SOUTH SEA SURETY AND INSURANCE CO., INC. Represented by ROLANDO E. PALAD, President/COO Petitioner Versus EVANGELINE CRISOSTOMO-ESCOBILLO Insurance Commissioner Respondent

C.A..-G.R. No. __________ For Certiorari, Prohibition Mandamus and Injunction with Prayer for the Issuance of Temporary Order and /or Writ of Preliminary Injunction

COMMENT
PUBLIC RESPONDENT, by counsel unto this Honorable Court, respectfully state:

THE PARTIES
Petitioner is an Insurance Company represented herein by its Executive Vice-President, ROLANDO E. PALAD, with office address at Suite 1708 & 1709 East Tower, Philippine Stock Exchange Center, Exchange Road, Ortigas Complex, Pasig City.

Respondent EVANGELINE CRISOSTOMO ESCOBILLO is being sued in her capacity as Insurance Commissioner, Insurance Commission, Manila, and may be served with summons, writs and processes by this Honorable Court at 1071 United Nations Avenue, Manila.

STATEMENT OF THE FACTS AND OF THE CASE


Herein Respondent hereby admits the Petitioners allegations in the Statement of Facts except for the last sentence of paragraph 7, where South Sea Surety & Insurance Corporation alleges that no new conservator or conservators may be appointed as this is only an opinion and not a fact.

ARGUMENTS
I. THE HONORABLE COMMISSIONER DID NOT COMMIT ERROR IN ORDERING THE PETITIONER TO CEASE AND DESIST FROM TRANSACTING BUSINESS.

Herein Respondent did not commit error in ordering the petitioner to cease and desist from transacting business, in the contrary, Respondent validly issued the said order in

accordance with the provision of the Insurance Code of the Philippines which in part provides:

"Sec. 249. Whenever, upon examination or other evidence, it shall be disclosed that the condition of any insurance company doing business in the Philippines is one of insolvency, or that its continuance in business would be hazardous to its policyholders and creditors, the Commissioner shall forthwith order the company to cease and desist from transacting business in the Philippines x x x x. (emphasis supplied) After the Insurance Commissioner informed the South Sea Surety and Insurance Company of its violation of the Insurance Code, they were given a period within which to correct the violation which they failed.
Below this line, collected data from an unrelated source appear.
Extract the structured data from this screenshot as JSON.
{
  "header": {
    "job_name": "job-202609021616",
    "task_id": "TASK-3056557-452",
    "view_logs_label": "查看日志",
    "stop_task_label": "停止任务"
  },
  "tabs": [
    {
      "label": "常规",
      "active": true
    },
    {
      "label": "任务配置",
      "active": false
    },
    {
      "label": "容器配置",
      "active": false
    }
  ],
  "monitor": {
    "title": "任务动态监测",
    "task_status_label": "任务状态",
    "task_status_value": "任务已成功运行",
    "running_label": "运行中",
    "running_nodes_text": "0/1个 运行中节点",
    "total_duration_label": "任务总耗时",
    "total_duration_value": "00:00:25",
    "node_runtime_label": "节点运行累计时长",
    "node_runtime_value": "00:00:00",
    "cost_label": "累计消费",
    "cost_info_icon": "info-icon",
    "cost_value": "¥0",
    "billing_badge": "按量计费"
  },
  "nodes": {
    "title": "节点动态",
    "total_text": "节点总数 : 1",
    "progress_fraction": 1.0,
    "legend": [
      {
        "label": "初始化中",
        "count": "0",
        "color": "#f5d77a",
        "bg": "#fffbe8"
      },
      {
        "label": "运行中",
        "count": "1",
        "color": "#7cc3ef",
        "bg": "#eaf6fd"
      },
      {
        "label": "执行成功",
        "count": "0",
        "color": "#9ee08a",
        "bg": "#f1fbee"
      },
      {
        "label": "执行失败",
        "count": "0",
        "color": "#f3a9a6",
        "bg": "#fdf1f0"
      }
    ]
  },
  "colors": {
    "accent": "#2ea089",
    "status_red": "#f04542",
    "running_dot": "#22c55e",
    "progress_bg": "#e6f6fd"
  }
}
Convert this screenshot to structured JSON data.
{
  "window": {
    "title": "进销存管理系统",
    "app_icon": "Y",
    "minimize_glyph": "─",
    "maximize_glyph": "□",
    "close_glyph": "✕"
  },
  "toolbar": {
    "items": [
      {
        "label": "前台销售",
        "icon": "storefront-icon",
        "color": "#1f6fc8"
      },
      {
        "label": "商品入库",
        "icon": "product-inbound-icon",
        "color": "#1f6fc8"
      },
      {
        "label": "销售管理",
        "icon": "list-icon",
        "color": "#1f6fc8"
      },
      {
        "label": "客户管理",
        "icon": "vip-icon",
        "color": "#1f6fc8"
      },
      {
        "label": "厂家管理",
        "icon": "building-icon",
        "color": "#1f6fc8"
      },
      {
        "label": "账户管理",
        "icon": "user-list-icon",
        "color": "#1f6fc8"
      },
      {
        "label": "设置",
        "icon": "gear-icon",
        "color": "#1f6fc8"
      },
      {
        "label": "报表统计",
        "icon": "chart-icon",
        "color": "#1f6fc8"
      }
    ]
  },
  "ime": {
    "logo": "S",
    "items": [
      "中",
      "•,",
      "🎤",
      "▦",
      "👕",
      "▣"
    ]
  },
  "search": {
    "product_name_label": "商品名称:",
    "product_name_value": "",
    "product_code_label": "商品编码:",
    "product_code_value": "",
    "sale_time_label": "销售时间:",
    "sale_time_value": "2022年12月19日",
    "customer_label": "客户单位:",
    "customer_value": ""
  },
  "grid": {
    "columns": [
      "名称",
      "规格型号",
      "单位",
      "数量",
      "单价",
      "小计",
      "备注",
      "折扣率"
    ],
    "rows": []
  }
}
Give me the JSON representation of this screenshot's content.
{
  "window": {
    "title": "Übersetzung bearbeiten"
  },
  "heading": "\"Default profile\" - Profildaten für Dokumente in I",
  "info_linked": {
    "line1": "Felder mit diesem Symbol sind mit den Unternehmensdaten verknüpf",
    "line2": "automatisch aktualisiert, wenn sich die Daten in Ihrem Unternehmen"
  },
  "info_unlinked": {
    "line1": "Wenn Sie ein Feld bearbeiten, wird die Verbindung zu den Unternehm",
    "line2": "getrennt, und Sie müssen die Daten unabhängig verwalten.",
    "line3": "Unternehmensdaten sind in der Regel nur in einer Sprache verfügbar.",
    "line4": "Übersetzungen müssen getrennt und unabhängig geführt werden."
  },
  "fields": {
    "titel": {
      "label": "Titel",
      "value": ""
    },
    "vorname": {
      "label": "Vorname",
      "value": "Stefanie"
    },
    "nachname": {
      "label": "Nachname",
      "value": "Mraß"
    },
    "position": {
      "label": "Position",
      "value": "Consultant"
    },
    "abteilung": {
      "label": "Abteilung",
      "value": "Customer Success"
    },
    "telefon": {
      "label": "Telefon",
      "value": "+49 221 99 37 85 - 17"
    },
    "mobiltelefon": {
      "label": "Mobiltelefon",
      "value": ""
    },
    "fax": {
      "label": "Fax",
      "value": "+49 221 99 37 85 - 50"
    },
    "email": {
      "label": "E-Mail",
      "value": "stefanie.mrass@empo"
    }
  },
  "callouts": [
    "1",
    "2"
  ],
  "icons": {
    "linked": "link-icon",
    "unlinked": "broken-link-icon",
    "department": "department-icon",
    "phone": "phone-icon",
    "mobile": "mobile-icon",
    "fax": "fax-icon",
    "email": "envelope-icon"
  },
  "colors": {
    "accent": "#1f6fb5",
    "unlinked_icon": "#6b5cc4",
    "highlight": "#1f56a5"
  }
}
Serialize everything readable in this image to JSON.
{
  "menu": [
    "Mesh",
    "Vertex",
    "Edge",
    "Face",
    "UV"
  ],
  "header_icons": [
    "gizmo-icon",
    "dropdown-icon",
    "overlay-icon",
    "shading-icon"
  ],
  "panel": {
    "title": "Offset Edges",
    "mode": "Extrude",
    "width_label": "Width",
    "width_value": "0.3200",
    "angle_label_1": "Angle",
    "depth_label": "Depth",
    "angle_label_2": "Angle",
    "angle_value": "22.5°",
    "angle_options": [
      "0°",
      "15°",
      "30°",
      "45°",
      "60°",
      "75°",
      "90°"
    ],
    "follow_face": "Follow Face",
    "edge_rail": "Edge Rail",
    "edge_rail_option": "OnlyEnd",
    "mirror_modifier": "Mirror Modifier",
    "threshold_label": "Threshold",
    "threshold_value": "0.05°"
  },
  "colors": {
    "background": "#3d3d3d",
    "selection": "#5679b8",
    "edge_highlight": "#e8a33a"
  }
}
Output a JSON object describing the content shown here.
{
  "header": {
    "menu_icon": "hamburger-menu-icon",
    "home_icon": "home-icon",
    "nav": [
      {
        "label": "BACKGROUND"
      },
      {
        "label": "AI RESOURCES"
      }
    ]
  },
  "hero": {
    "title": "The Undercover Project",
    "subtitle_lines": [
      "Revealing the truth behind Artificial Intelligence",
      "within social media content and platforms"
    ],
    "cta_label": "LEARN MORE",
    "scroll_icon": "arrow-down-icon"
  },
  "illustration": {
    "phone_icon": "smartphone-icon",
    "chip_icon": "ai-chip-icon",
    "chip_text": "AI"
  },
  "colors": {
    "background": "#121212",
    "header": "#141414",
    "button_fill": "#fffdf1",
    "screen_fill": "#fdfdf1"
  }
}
Finding that the South Sea Insurance Company did not comply with its directive, a show cause order was given to the SSSIC, after finding sufficient cause, it was only then that the CDO was issued. They were given chance to correct their violation and was afforded their right to be heard, although no hearing was conducted.

A formal trial or hearing is not necessary to comply with the requirements of due process. Its essence is simply the opportunity to explain ones position.1 In Autobus Workers Union v. NLRC the Supreme Court holds:2

This Court has held that there is no violation of due process even if no hearing was conducted, where the party was given a chance to explain his side of the controversy. What is frowned upon is the denial of the opportunity to be heard.

G.R. No. 164182, February 26, 2008 Autobus Workers Union v. NLRC

They were given ample opportunity to be heard through the letters and orders admitted as facts by the Petitoner in their Statement of Facts.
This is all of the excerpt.